Wednesday, July 11, 2018
Why I fail at helping
Why I fail at helping

I was thinking about it a lot lately - why I fail at helping others. Is it complicated to help others? Maybe Im just not trying hard enough. Do you have to learn helping? Strange.
Ive noticed two typical behavior that makes my effort really ineffective. First one is that I dont know all the things Im talking about. Its a bit embarrassing but true. In technology you can be successful without that, for sure. You only need to know the patterns and to search. Ive read this report about professionals - where they state that development is one of the easiest profession around. You can learn and practice it in couple of months from scratch. It doesnt require neither hardcore training nor physical interaction. And when you have search skills its really hard to transfer the real knowledge. On the other hand it comes up with the obvious question - so what we should learn? Why not just linking sites and blogs to the ones in need? Maybe the answer is that sometimes its the right question that has to be told. Why should I explain how an API is working when its all documented? RTM and thats it. Its my pointing finger that is really necessary.
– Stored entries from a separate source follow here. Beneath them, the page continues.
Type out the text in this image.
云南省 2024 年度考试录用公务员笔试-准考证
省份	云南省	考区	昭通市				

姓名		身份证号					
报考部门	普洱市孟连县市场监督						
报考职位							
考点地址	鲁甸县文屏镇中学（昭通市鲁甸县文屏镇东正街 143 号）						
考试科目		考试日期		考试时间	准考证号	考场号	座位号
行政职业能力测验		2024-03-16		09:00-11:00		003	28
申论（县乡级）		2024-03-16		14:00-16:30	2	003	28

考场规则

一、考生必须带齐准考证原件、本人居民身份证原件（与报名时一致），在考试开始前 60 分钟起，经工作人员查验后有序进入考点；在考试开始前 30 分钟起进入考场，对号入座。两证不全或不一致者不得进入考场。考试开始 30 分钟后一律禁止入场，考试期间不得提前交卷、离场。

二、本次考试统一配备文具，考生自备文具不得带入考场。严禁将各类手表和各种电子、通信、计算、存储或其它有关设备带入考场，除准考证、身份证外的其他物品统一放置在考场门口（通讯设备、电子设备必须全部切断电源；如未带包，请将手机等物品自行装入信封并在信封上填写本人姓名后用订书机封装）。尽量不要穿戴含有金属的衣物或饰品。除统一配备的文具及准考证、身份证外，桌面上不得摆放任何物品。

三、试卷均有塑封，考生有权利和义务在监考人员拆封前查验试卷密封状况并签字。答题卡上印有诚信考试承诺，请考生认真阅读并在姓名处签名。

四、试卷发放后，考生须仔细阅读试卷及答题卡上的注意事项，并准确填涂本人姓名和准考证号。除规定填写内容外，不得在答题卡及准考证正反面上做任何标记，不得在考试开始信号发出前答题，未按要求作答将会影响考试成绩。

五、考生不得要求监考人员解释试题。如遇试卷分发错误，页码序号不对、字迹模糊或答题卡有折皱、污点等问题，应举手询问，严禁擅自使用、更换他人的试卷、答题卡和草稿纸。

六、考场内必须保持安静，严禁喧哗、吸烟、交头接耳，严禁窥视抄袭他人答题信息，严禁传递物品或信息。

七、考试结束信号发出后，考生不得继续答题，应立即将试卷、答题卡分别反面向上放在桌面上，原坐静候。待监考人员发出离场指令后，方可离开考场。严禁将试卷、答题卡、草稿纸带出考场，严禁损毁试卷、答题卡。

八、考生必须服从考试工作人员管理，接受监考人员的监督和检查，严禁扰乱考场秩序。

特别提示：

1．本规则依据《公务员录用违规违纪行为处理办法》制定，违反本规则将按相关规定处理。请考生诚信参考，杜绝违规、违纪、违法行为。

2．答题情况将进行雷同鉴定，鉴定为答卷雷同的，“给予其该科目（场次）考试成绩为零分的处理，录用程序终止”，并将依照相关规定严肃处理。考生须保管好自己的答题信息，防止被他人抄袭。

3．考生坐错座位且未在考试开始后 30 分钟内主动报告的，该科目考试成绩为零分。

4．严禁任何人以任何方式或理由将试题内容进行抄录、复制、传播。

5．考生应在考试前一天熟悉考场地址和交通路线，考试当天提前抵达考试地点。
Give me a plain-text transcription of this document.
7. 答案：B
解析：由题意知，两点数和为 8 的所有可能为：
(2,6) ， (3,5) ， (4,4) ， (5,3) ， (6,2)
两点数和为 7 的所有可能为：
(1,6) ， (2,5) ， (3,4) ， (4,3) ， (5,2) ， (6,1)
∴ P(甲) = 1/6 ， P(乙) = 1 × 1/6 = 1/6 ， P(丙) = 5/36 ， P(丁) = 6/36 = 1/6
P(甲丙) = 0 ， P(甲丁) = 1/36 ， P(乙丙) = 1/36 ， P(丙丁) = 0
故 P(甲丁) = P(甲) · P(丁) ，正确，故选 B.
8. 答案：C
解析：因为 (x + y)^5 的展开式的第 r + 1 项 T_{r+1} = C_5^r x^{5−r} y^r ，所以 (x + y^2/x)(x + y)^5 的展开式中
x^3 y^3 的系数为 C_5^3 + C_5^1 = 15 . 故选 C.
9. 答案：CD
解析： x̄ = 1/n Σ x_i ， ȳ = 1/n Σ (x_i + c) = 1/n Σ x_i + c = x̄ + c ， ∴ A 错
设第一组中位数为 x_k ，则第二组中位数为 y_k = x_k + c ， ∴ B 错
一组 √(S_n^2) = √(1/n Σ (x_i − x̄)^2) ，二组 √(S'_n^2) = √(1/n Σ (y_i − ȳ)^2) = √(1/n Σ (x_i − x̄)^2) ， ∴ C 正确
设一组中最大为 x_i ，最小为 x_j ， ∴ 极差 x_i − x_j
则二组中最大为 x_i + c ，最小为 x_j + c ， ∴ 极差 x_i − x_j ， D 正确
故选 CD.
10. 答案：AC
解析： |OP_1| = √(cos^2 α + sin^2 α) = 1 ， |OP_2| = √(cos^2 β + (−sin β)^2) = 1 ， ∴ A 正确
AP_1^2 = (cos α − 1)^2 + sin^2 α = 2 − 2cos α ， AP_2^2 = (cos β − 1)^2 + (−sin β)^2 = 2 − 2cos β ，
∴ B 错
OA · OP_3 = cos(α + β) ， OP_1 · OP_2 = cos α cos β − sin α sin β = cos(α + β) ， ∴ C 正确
Im afraid if I go down this road I end up at the base issue with national education. So I raise you my second issue.
I work a lot by instinct. Being a visual person makes the horrible mechanism inside you where you think in altered forms. The way I remember songs on the guitar are vectors and shapes, not chords. The way I structure a larger piece of code is building up the layout in my head and sugar it a little and pour a small juice on the top. It works just fine for me, but its not something I can explain. I never think ahead - like whats gonna be the next 12 git command I enter - its not working in this way. Its like a professional carpe diem. Code fast, code hard. When I do a live demo I do the same - except I talk at the same time - which makes this weird gap between my train of thought and the actions Im presenting. I actually prefer ad-hoc over planned when its not a critical process, like a production deployment. Ad-hoc feels good. But then what to do when you have an audience listening to you and watching your screen?
My other habit makes it even worth. Whenever Im in problem solving mode I have this leak-seeking algorithm to find the issue. Its barbarian - really. You have the problem, you map out the information structure that it sits in - and go though all the points that could alter the input and see what triggers it. Like when you know you have a problem on your server - you check the configs, the network, the users, the permissions - everything that can alter it. This is also not working when you try to help somebody with his/her problem. Its very confusing for most people.
But I still want to help. I love helping others. This is what life is about. So nothing else than improving and keeping on helping.